What do you mean by their co-signer parents? With the exception of federal subsidized and un- subsidized loans 5000 total how can a 18 year old with no job and no credit history borrow money ?
But it IS important to a specific section of Biden voters. (Though the fact they even had to buy these people off is indicative of the trouble they're in)
It only makes sense that wise young people would be against this as all it does is give colleges yet another reason to increase tuition.
Considering that inflation is in the 8%-10% range, I am not worried about my student loan debt with it's 1.5% interest rate.
Having co-signed for a few loans myself I find it doubtful you have a student loan at 1.5 % . Medical students can’t borrow at those rates .
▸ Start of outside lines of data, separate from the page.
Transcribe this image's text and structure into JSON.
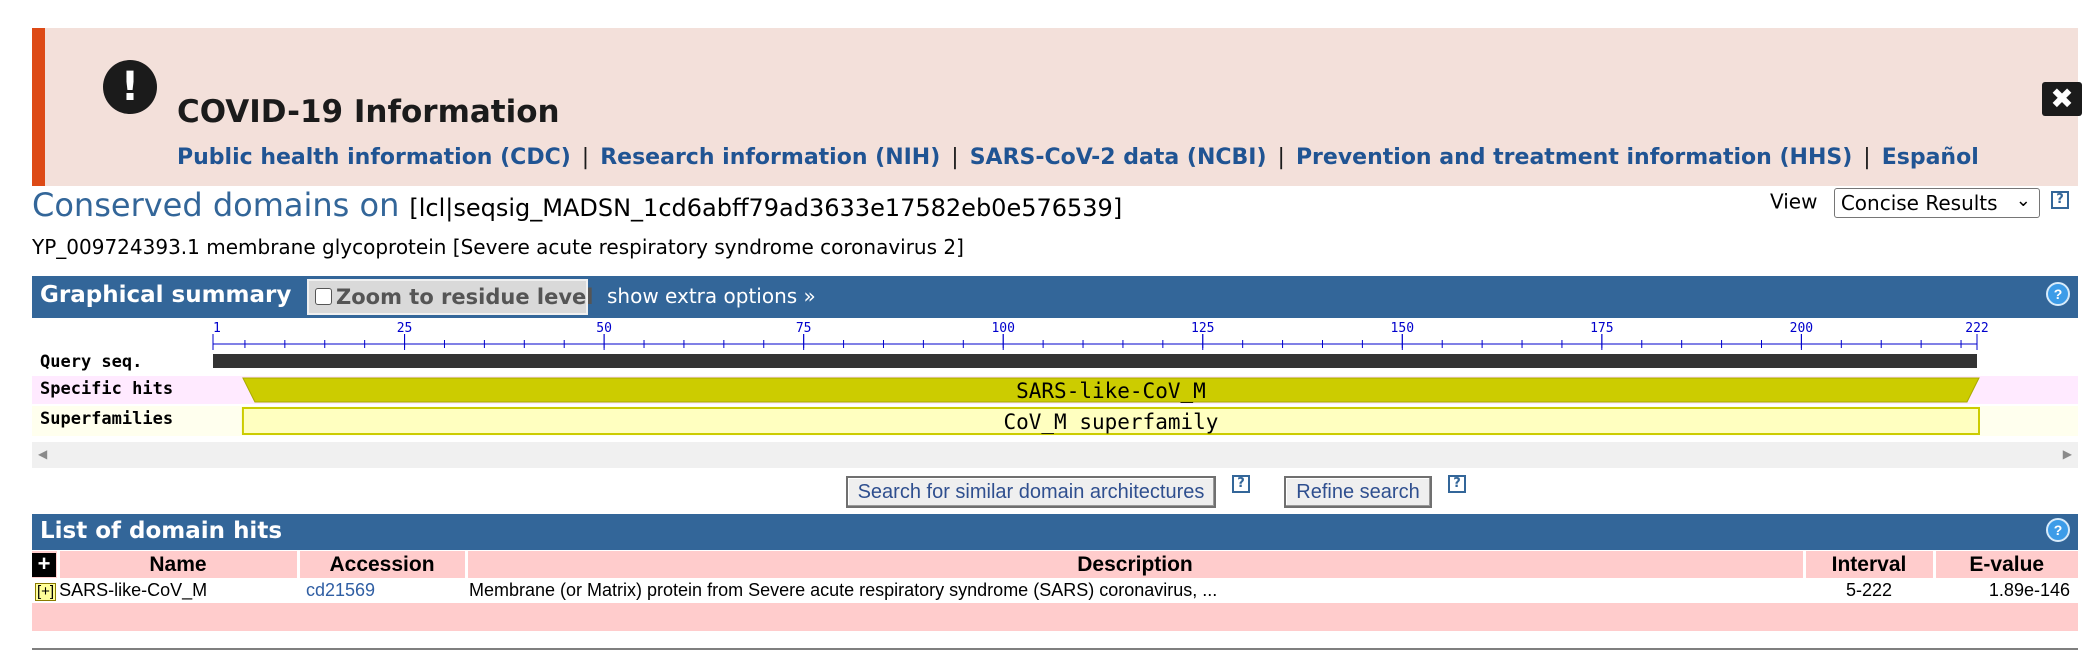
{
  "covid_banner": {
    "title": "COVID-19 Information",
    "alert_icon": "!",
    "close_icon": "✖",
    "links": [
      "Public health information (CDC)",
      "Research information (NIH)",
      "SARS-CoV-2 data (NCBI)",
      "Prevention and treatment information (HHS)",
      "Español"
    ],
    "separator": "|",
    "accent_color": "#dd4a16",
    "background_color": "#f3e0da"
  },
  "heading": {
    "title": "Conserved domains on",
    "query_id": "[lcl|seqsig_MADSN_1cd6abff79ad3633e17582eb0e576539]",
    "description": "YP_009724393.1 membrane glycoprotein [Severe acute respiratory syndrome coronavirus 2]"
  },
  "view": {
    "label": "View",
    "selected": "Concise Results",
    "help": "?"
  },
  "graphical_summary": {
    "title": "Graphical summary",
    "zoom_label": "Zoom to residue level",
    "extra_options": "show extra options »",
    "help": "?",
    "ruler_ticks": [
      "1",
      "25",
      "50",
      "75",
      "100",
      "125",
      "150",
      "175",
      "200",
      "222"
    ],
    "query_length": 222,
    "row_labels": {
      "query": "Query seq.",
      "specific": "Specific hits",
      "superfamilies": "Superfamilies"
    },
    "specific_hit": {
      "label": "SARS-like-CoV_M",
      "from": 5,
      "to": 222,
      "color": "#cccc00"
    },
    "superfamily_hit": {
      "label": "CoV_M superfamily",
      "from": 5,
      "to": 222,
      "color": "#ffffc0"
    },
    "scroll_left": "◀",
    "scroll_right": "▶"
  },
  "actions": {
    "search_similar": "Search for similar domain architectures",
    "refine": "Refine search",
    "help": "?"
  },
  "domain_hits": {
    "title": "List of domain hits",
    "help": "?",
    "expand_all": "+",
    "columns": [
      "Name",
      "Accession",
      "Description",
      "Interval",
      "E-value"
    ],
    "rows": [
      {
        "expand": "[+]",
        "name": "SARS-like-CoV_M",
        "accession": "cd21569",
        "description": "Membrane (or Matrix) protein from Severe acute respiratory syndrome (SARS) coronavirus, ...",
        "interval": "5-222",
        "evalue": "1.89e-146"
      }
    ]
  }
}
Fair enough. For the past 2.5 years, it's been 0%.
Sorry for the omission.
Seriously the last student loan I co-signed for from Sallie Ma was a little over 13 percent I have decent credit own a home etc and my daughter has a solid job 60 k Can you let me in on this please. My child has 1 yr of Grad school left .
Net loss in votes for democrats. But they’re not that bright, so.
Only the dead beat students care. Those that have paid of their loans certainly don’t, they are against this plan.
Or the ones that took 8 -12 years for something like Dance or Area, Ethnic and Civilization Studies, spent $200,000 on it, and can't find a job.
"Voting against their own interest?" Say it isn't so!
Oh wait, poll after poll shows that college-age students don't vote. $400B to buy the votes of a demo that don't vote, well done!